When you’re under stress, it’s important to give yourself time to recover. I’m learning you have to take vacations when they’re due. I’ve started taking mini-weekend vacations to Orlando as a way to step back, and allow myself time to disconnect. (Side note- I am a huge Harry Potter nerd who saved up for an annual pass to Universal!)

2. Early Migraine Symptom Identification at Work

Symptom identifying: For me, I can feel an “aura” before the onset of the migraine.

An aura can include visual disturbances such as blind spots, blurred vision and colored spots or sensations such as numbness, dizziness and pins and needles. When I’m hit with the aura, my goal is to always be prepared to manage the migraine.

Even if you don’t experience the aura, you should be prepared for a migraine in order to help reduce the symptoms. It can really help you keep control at work if you’re skilled at noticing the symptoms that warn a migraine’s on the way. Through the use of a migraine tracking app, these are often my symptoms both at work and at home prior to the aura: 

  • Stiff neck, usually left side
  • Constant yawning
  • Sensitivity to light and sound
  • Dizziness
  • Ringing in the ears
  • Irritability
  • Difficulty concentrating
  • Tingling and numbness; left hand and arm

3. Create a work migraine plan:

When you notice any of your migraine warning signs, it’s time to take immediate preventive action. Through planning, you may be able to avoid a full blown migraine at work.
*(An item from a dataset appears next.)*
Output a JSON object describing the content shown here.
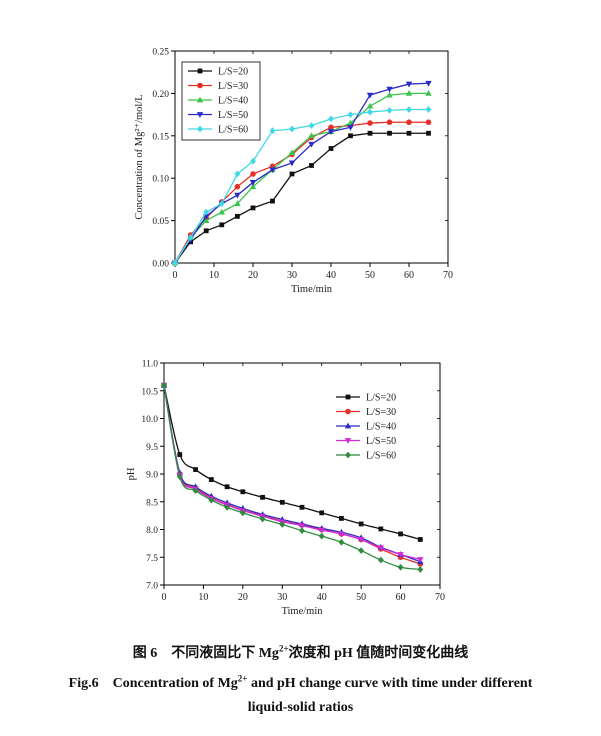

– Water. Have water easily accessible. Staying hydrated is important to your total health. A good rule of thumb to stay hydrated is take your body weight and divide it in half to get the number of ounces you should consume each day.

– Get help from your coworkers/boss. Be willing to reach out to your employer for help during a migraine. When others understand the situation, they can help you. For me, my coworkers will help me triage and discharge patients for me.

– Turn off the lights in your work space if able. Migraines often increase sensitivity to light and sound.


– Have medication at hand. Taking this at the earliest stage is key! I have a “migraine attack medicine bag” in my work bag, car, husband’s car, suitcase and purse just to cover myself.

– Sensory distractions. I like cool wet towels to soothe my head during an attack at work. I keep these in a zip lock baggie in our work freezer.

– Drink a caffeinated beverage. In small amounts, caffeine alone can help relieve migraine in the early stages.

– Keep sunglasses in your work bag. I sometimes wear my sunglasses inside at work when I triage patients or work on the computer. Most of my patients and coworkers now know what sunglasses inside mean.

Screen Shot 2018-05-07 at 12.06.08 PM

– If possible, retreat to a quite space at work. For me, I go into an empty patient room for a few minutes of quiet space while I’m waiting for my attack medication to start working.

Use these steps the next time you feel a migraine coming on at work, and you may find success in managing the pain. Remember, you are not alone in your fight against migraine.

(Notes: Anti-Glare protector I purchased off of Amazon.com; I have one for my work desktop as well that pops on and off. I also purchased overhead light covers on Amazon.com as well.)